Il rappelle d’abord que sur le fondement de l’article 177 du Traité, il n’est pas compétent pour juger de la conformité d’une loi à un Traité (ce qu’on appelle un contrôle de « conventionnalité »*).
Il était recevable à statuer en l’espèce, car la question posée supposait l’interprétation de plusieurs stipulations. Mais son contrôle doit s’y limiter.
*Vous devez rapprocher cet arrêt des décisions Nicolo du 20 octobre 1984 et Jacques Vabre du 24 mai 1975. Les juridictions de cassation de l’ordre juridique français se sont affirmées compétentes pour réaliser un contrôle de conventionnalité des lois. Elles peuvent vérifier si une loi est conforme à un traité international. Le Conseil constitutionnel, quant à lui, s’est déclaré incompétent en la matière (Cons. const., décision n° 74-54 DC du 15 janvier 1975, Loi contre l’interruption volontaire de grossesse [dite décision « IVG »]).
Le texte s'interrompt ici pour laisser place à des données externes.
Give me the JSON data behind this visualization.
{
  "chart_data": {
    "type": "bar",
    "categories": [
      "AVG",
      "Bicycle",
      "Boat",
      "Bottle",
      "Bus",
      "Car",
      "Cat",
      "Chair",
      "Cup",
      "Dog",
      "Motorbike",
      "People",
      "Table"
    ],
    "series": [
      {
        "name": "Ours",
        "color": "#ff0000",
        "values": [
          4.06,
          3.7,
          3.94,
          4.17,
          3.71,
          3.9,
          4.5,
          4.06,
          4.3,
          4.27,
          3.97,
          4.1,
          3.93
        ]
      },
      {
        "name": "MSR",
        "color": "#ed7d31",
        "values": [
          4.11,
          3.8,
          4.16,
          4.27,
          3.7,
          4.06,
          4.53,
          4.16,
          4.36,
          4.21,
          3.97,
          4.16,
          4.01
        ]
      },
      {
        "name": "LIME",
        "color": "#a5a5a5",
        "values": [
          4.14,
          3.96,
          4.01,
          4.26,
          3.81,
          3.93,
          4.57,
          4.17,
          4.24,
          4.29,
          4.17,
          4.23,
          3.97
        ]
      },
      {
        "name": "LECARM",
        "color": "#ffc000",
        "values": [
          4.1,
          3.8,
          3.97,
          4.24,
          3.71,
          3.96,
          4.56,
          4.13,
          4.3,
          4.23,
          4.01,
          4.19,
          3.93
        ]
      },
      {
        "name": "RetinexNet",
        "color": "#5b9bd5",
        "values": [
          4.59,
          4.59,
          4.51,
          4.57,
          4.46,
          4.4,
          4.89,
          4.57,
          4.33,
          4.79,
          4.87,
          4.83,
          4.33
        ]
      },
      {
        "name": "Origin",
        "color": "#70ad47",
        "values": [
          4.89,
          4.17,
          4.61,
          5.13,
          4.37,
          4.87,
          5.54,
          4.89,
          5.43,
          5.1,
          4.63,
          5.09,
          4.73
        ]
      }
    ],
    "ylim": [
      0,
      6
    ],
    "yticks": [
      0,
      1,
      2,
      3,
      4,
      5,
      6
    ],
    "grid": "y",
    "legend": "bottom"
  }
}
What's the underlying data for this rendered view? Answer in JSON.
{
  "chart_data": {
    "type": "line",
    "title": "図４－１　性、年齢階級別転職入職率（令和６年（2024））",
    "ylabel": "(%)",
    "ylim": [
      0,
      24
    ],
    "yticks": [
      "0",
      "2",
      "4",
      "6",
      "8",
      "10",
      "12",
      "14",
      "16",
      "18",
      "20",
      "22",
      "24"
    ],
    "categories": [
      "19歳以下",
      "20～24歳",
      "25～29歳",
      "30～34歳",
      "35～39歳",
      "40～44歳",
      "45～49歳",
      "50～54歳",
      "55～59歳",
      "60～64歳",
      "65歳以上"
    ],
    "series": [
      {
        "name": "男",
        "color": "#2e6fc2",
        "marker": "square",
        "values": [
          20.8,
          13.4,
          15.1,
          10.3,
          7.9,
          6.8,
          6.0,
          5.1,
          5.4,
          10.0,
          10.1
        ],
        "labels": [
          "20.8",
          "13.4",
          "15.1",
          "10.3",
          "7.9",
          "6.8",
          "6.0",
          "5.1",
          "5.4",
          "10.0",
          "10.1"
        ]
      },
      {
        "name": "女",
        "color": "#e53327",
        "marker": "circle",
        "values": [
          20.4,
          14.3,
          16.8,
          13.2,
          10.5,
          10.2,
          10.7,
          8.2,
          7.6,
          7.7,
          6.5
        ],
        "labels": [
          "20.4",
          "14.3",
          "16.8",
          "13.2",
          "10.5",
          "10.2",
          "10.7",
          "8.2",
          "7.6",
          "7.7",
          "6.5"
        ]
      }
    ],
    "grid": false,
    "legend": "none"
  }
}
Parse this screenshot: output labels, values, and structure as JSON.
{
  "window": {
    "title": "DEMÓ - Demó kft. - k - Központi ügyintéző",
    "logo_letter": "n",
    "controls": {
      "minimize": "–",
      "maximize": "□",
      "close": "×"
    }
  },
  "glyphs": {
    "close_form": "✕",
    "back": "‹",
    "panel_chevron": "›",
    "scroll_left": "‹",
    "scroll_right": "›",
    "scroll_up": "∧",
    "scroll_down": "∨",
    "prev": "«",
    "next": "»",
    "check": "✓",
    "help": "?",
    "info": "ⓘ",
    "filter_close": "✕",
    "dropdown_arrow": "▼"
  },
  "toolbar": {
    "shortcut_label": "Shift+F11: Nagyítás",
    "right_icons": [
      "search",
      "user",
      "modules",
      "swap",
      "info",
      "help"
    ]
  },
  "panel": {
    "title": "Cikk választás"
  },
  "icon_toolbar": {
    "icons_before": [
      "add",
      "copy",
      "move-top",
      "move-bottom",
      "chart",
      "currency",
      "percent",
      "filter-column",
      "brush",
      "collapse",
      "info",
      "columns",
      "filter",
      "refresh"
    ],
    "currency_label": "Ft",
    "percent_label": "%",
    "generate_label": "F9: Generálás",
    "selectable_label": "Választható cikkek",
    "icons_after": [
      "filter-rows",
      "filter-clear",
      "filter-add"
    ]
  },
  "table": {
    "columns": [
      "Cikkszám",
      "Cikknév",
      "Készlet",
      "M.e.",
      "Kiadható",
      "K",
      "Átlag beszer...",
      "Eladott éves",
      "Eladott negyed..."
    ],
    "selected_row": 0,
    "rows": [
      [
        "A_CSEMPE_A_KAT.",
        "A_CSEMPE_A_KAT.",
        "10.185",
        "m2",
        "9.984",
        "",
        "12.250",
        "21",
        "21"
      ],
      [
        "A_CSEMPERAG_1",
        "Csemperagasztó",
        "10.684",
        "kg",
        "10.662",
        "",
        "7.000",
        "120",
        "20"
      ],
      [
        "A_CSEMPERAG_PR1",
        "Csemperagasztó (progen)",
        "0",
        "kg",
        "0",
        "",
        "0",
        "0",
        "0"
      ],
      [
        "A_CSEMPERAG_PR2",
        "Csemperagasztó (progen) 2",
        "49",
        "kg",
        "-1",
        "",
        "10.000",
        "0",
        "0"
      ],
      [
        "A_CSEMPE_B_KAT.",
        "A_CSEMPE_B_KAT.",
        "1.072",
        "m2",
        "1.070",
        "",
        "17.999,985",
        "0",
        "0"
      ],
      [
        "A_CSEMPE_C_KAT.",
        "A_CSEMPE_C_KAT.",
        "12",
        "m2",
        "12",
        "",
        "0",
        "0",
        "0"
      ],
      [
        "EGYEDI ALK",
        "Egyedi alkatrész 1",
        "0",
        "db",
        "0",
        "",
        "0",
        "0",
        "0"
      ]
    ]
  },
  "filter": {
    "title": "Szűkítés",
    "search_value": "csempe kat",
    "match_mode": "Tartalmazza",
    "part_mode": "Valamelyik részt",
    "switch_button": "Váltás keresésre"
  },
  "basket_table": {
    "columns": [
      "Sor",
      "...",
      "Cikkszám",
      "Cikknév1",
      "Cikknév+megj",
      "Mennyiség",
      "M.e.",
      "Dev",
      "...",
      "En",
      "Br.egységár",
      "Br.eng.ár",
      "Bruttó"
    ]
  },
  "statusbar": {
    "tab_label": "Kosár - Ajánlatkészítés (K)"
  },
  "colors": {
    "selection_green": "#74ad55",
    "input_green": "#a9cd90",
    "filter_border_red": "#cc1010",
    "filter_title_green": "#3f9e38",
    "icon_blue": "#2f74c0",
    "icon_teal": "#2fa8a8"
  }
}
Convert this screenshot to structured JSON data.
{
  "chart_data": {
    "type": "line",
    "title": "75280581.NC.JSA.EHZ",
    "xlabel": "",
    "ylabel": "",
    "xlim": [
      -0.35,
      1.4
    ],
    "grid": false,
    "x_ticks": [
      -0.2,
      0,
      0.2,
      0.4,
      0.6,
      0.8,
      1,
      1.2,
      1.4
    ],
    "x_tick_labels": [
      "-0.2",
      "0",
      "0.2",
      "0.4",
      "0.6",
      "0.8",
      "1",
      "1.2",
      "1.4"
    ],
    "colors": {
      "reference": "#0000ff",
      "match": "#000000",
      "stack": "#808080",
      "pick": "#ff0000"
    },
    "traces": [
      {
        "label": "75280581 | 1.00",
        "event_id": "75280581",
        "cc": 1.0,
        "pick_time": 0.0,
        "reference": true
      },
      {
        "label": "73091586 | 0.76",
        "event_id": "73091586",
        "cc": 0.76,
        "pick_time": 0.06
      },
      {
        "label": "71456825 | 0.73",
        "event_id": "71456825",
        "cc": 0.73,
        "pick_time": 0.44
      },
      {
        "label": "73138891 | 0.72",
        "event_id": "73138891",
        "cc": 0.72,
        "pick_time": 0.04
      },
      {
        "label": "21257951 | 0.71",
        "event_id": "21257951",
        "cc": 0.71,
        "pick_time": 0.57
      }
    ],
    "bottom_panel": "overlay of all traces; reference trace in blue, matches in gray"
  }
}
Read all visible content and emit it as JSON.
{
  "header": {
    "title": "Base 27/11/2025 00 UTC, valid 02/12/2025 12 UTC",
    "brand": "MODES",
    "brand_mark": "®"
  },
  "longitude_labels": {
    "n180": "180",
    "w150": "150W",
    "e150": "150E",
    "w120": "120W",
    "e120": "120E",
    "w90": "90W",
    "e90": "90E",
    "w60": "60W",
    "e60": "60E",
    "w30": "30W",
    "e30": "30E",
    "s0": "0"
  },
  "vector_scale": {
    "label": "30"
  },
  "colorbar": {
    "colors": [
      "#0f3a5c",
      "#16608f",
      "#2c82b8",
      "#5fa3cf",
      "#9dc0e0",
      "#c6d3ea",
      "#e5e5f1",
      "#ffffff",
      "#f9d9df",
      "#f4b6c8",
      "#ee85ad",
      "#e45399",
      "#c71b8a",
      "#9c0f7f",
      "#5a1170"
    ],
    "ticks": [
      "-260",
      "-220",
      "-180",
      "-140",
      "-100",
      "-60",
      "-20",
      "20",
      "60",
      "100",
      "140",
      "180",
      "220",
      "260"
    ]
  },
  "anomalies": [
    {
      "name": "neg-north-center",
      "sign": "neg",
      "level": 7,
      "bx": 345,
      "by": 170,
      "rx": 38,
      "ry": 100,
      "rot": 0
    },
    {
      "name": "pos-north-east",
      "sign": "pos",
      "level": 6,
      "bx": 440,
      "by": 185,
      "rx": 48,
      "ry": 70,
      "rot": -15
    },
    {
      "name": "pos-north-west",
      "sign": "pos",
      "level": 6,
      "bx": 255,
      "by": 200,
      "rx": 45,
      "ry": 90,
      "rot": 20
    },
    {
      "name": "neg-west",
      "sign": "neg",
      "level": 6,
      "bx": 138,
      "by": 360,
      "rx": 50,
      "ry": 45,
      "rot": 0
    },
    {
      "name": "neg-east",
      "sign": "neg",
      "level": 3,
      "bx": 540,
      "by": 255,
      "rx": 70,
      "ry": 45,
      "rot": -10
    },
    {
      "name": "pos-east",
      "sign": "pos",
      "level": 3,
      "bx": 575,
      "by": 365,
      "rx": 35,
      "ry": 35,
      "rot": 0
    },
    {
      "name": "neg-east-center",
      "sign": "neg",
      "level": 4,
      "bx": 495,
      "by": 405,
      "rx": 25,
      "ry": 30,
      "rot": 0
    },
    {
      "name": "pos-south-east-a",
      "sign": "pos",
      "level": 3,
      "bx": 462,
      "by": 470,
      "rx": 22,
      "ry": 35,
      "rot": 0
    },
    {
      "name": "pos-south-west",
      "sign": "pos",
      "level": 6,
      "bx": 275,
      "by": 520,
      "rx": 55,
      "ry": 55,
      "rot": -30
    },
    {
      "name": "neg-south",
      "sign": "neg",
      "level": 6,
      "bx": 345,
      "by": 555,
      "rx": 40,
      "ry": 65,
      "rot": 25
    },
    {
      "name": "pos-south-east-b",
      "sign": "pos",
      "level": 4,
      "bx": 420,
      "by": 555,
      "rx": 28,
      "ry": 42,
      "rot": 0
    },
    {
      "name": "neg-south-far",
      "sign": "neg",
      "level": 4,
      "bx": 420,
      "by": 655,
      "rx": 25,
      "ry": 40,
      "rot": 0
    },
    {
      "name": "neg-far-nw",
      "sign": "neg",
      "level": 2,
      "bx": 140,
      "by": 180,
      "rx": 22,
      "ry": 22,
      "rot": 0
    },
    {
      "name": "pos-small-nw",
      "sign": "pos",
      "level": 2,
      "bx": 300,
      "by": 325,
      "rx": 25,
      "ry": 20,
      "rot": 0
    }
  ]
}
Ensuite, il a pris soin de préciser que le droit communautaire (droit de l’Union européenne) prime la loi nationale postérieure en cas de conflits entre les deux. En effet, d’après la Cour européenne, à la différence des traités internationaux ordinaires, le TCEE a « institué un ordre juridique propre, intégré au système juridique des États membres ».
Ce dernier ordre s'impose à leurs juridictions. S’ensuit une intégration de l’ordre juridique de la Communauté au droit de chaque pays membre qui a pour corollaire « l'impossibilité pour les États de faire prévaloir, contre un ordre juridique accepté par eux sur une base de réciprocité, une mesure unilatérale ultérieure qui ne saurait ainsi lui être opposable ».
En d’autres termes, une mesure nationale postérieure au Traité ne lui est pas opposable. La Cour ajoute que si les obligations contractées par les États signataires pouvaient être remises en cause par des lois ultérieures, les obligations deviendraient éventuelles.
Le droit communautaire est « prééminent » comme le confirme l’article 189 du TCEE selon lequel les règlements ont valeur
« obligatoire » et sont « directement applicables dans tout État membre ». La Cour de justice établit un lien avec l’effet direct* du droit communautaire.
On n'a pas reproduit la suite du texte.